Hoy nada en la arena funciona. Sólo lo intacto, lo intocable y al mismo tiempo intachable. El devenir de los días de julio se ha atascado y lo ha sustituido lo imperturbable. Sólo importan los sueños que acaban flotando en esas nubes que acolchan la mañana; se mezclan con el salitre y acaban siendo respirables. Hoy el cuerpo descansa y el alma se divierte mientras las olas se ríen de la inutilidad de los bañadores y desayunan la costa. Yo sólo soy un par de ojos que observan y una mente que suspira; sólo soy esta estilográfica tranquila que muerde los días, que manchando las hojas mientras se consume la ceniza del calendario; sólo soy una mañana absurda de verano.

viernes, 1 de julio de 2011

The memory is cruel

¿Qué es eso a lo que algunos llaman mundo? ¿Empieza en el espacio-tiempo; acaba en los sueños? La respuesta a esas preguntas a mí no me corresponde encontrarla. No sé hacerlo, simplemente. Pero, ¿cómo responder a dudas con más dudas? Sí, esa es mi especialidad: no ser por culpa de pensar, es decir, ir hundiéndome lentamente en el barro apestoso de los malos pensamientos.


Sé que mereces una explicación. ¿Dónde has estado; por qué has tardado en venir; qué explicación tienes para ello? Todo eso dirás, todos esos reproches me los tirarás a la cara sin contemplaciones, como escupitajos emponzoñados; siempre irás armado con una mirada de juicios.

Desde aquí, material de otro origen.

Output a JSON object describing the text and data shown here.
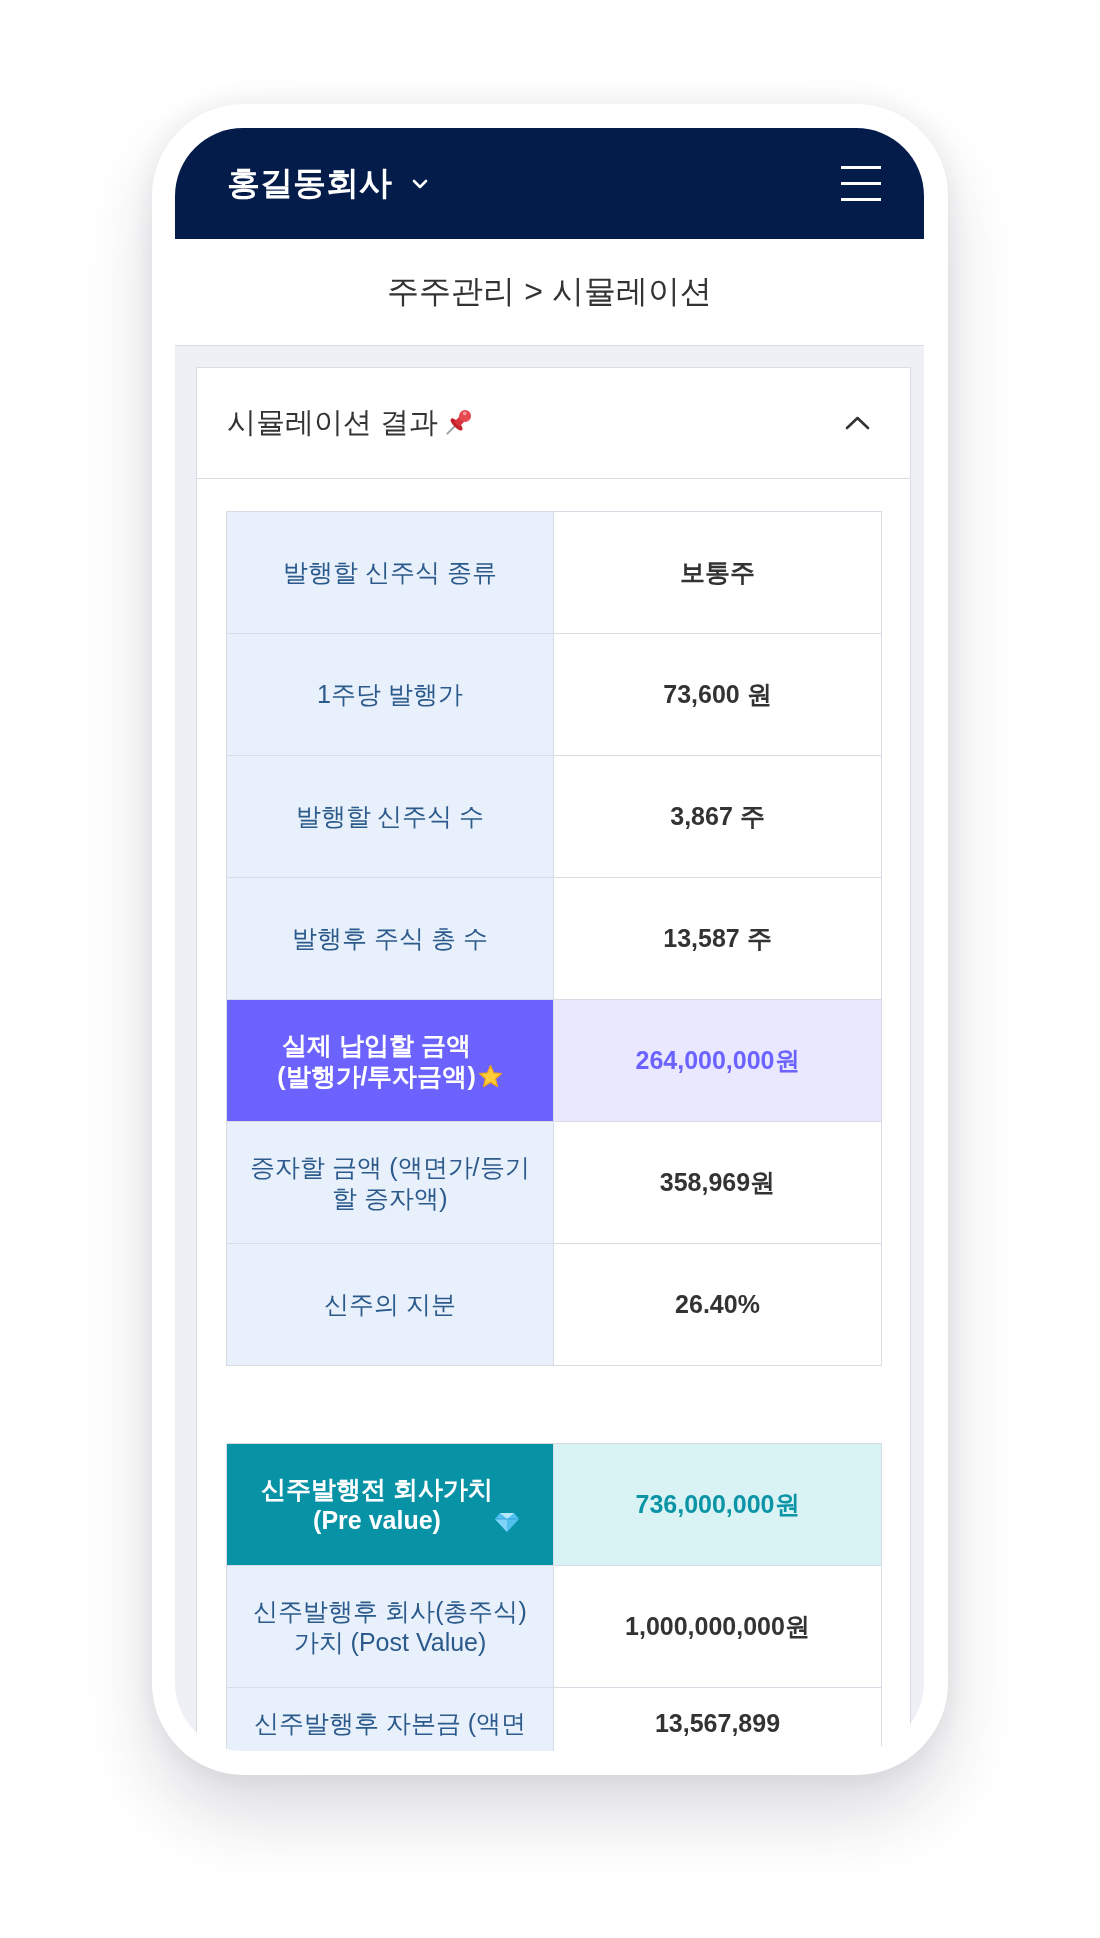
{
  "header": {
    "company": "홍길동회사"
  },
  "breadcrumb": "주주관리 > 시뮬레이션",
  "card": {
    "title": "시뮬레이션 결과",
    "expanded": true,
    "tables": [
      {
        "rows": [
          {
            "kind": "plain",
            "label": "발행할 신주식 종류",
            "value": "보통주"
          },
          {
            "kind": "plain",
            "label": "1주당 발행가",
            "value": "73,600 원"
          },
          {
            "kind": "plain",
            "label": "발행할 신주식 수",
            "value": "3,867 주"
          },
          {
            "kind": "plain",
            "label": "발행후 주식 총 수",
            "value": "13,587 주"
          },
          {
            "kind": "primary",
            "label": "실제 납입할 금액\n(발행가/투자금액)",
            "value": "264,000,000원"
          },
          {
            "kind": "plain",
            "label": "증자할 금액 (액면가/등기할 증자액)",
            "value": "358,969원"
          },
          {
            "kind": "plain",
            "label": "신주의 지분",
            "value": "26.40%"
          }
        ]
      },
      {
        "rows": [
          {
            "kind": "premium",
            "label": "신주발행전 회사가치\n(Pre value)",
            "value": "736,000,000원"
          },
          {
            "kind": "plain",
            "label": "신주발행후 회사(총주식) 가치 (Post Value)",
            "value": "1,000,000,000원"
          },
          {
            "kind": "plain",
            "label": "신주발행후 자본금 (액면",
            "value": "13,567,899"
          }
        ]
      }
    ]
  }
}
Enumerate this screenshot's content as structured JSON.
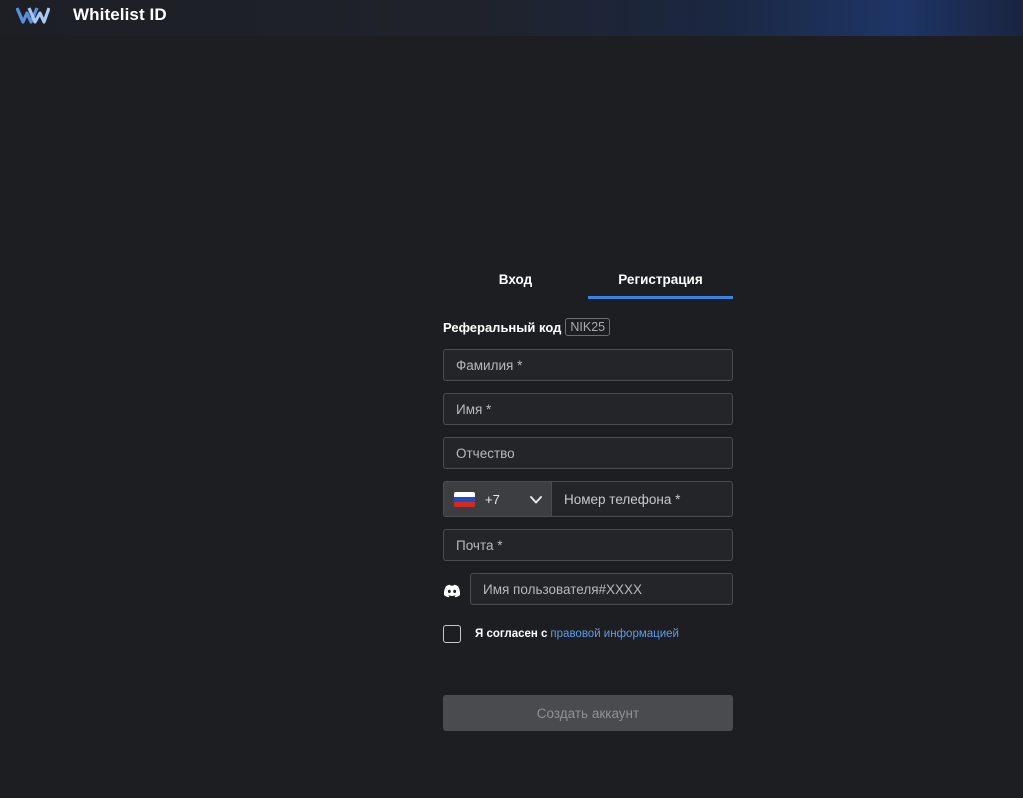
{
  "header": {
    "app_title": "Whitelist ID",
    "logo_icon": "whitelist-logo-icon"
  },
  "tabs": [
    {
      "label": "Вход",
      "active": false
    },
    {
      "label": "Регистрация",
      "active": true
    }
  ],
  "referral": {
    "label": "Реферальный код",
    "code": "NIK25"
  },
  "form": {
    "last_name_placeholder": "Фамилия *",
    "first_name_placeholder": "Имя *",
    "middle_name_placeholder": "Отчество",
    "phone": {
      "country_flag": "russia-flag-icon",
      "country_code": "+7",
      "placeholder": "Номер телефона *"
    },
    "email_placeholder": "Почта *",
    "discord": {
      "icon": "discord-icon",
      "placeholder": "Имя пользователя#XXXX"
    },
    "agree": {
      "text": "Я согласен с",
      "link_text": "правовой информацией",
      "checked": false
    },
    "submit_label": "Создать аккаунт"
  },
  "colors": {
    "accent": "#3b82e6",
    "link": "#5f9be8",
    "background": "#1d1e21",
    "disabled_button": "#4a4b4f"
  }
}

Mientras pienso en ti, en el tiempo que me has estado esperando (seas quien seas), escucho The memory is cruel de Russian Red. No es mentira nada de lo que dice –quizás no sea cierto nada de lo que yo digo -. La memoria es cruel, la memoria tiene algo mágico y trágico al mismo tiempo: que no olvida. Aunque creamos pasar página, persiste esa necesidad de perdernos en la que todos acabamos cayendo. Decidimos perdernos en ese mar fortuito y caduco del yo, de un yo de carne y hueso, de vida; un yo de recuerdos que hacen daño y al mismo tiempo nos alimentan cuando el presente resulta gris y el pasado demasiado atractivo.

Yo he vivido demasiado tiempo en ese extraño mar, he perdurado demasiado tiempo en un limbo gris que iba embotando mi cabeza. Las preguntas parecen mi medio, mi habitat. Persisto en un mundo que consigue arañarme y es precisamente eso lo que me araña (araña la piel, piel que cae y me daña).

Qué difícil es salir de esa memoria cruel, que difícil resulta conformarse con un presente en el que sólo nos queda perdurar, simplemente ser.